Her eyebrows perk up. She crosses her arms and asks, "Really?"

"Yeah." I take off my shoes and pass her without a glance to reach the stairs.

"You do remember what I told you earlier, right?"

I stop, but don't turn around.

She continues. "I don't want to see your grades drop even a little."

I scratch the inside of my thumb with my index finger, pressing my lips tightly together. My whole life has been based off what she wants, and she still demands more. Not once did she ask me if something was wrong, if something happened at school, like all those moms in the books do.

"Or else?" I ask.

"What?"

I turn around. "Or else, what will you do? Lock me up in my room for a month until I die?"

"What? What in the wo—"

"That's what Rain Castleton's parents did to him because he didn't pass entrance exams. You remember Rain Castleton, right? He is the boy who committed suicide about two weeks ago." He is my July, the boy who suffered so much for his parents.

Her eyes widen and her mouth hangs open. I notice how thin she has gotten. In the dinner table, I don't see her eating these days. But I have never asked her about it. I didn't even think of asking her.

If she is a bad mother, I'm not a good son, either.

"Is that what you think of me?" she asks, her voice quiet, and slightly trembling.

"You leave me no choice," I reply, my own voice breaking. "Parents like you . . . never leave their kids any choice at all."

Then I turn back and go to my room. July is standing right is front of the door, a worried look on his face. I avoid his gaze and put my bag on the ground.

"You fought with her again," he says.

I lean against the table, burying my face into my palms. I take a long breath. "I didn't want to."

"What happened? Something's not right, is it?"

I remove my hands from my face. I look at the floor and confess, "I couldn't answer 17 marks today." Hearing it being spoken out loud is so incredibly scary, that I squeeze my eyes shut, as if to protect myself from the sight of something that will scar me forever.

I feel his hand on my shoulder. "Hey, it's okay. It happens. It's fine, Cedar."

I shake my head as I say, "I don't want to hear that from you. I want to hear it from Mom."
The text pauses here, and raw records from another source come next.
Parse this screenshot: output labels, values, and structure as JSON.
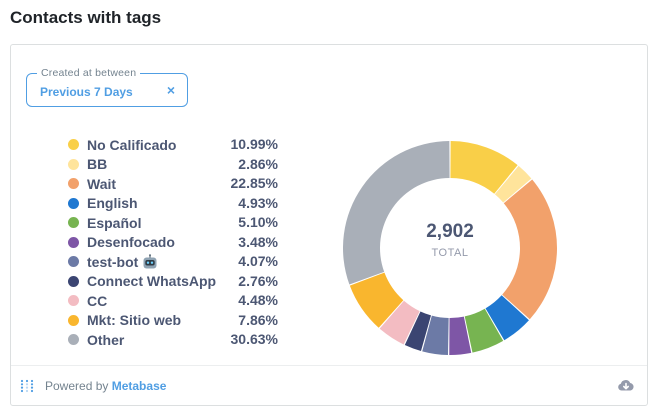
{
  "header": {
    "title": "Contacts with tags"
  },
  "filter": {
    "label": "Created at between",
    "value": "Previous 7 Days",
    "clear_icon": "×"
  },
  "chart_data": {
    "type": "pie",
    "total_value": 2902,
    "total_display": "2,902",
    "total_label": "TOTAL",
    "categories": [
      "No Calificado",
      "BB",
      "Wait",
      "English",
      "Español",
      "Desenfocado",
      "test-bot",
      "Connect WhatsApp",
      "CC",
      "Mkt: Sitio web",
      "Other"
    ],
    "values": [
      10.99,
      2.86,
      22.85,
      4.93,
      5.1,
      3.48,
      4.07,
      2.76,
      4.48,
      7.86,
      30.63
    ],
    "labels": [
      "10.99%",
      "2.86%",
      "22.85%",
      "4.93%",
      "5.10%",
      "3.48%",
      "4.07%",
      "2.76%",
      "4.48%",
      "7.86%",
      "30.63%"
    ],
    "colors": [
      "#F9CF48",
      "#FFE49B",
      "#F2A16B",
      "#1F78D1",
      "#77B451",
      "#7E56A6",
      "#6C7AA6",
      "#3B4572",
      "#F3BCC2",
      "#F9B62E",
      "#A9AFB8"
    ],
    "icons": [
      null,
      null,
      null,
      null,
      null,
      null,
      "robot-icon",
      null,
      null,
      null,
      null
    ]
  },
  "footer": {
    "powered_prefix": "Powered by",
    "powered_brand": "Metabase",
    "logo_icon": "metabase-logo-icon",
    "download_icon": "download-icon"
  }
}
His hand moves to my other shoulder, his arm encircling my neck. I keep my eyes closed, feeling my only childhood demon feeding on the fears of my mind. The demon is telling me, in a thin, shaky voice, "I don't want to raise a failure". The demon is my mother, the one who gave me birth, the one who didn't hold me in her arms when I woke up from nightmares, the one who scolded me for getting 98 on an exam instead of scolding me for not eating my vegetables.

The one who is too afraid to ruffle my hair and tell me "I'm sorry" when I am awake.

And just like July said, a simple apology does not erase anything. If it did, perhaps the world would have been much simpler. Perhaps I would forgive her and tell her that I understand, that I would work hard for her, and all she has to do is to show her love to me even when I'm not sleeping.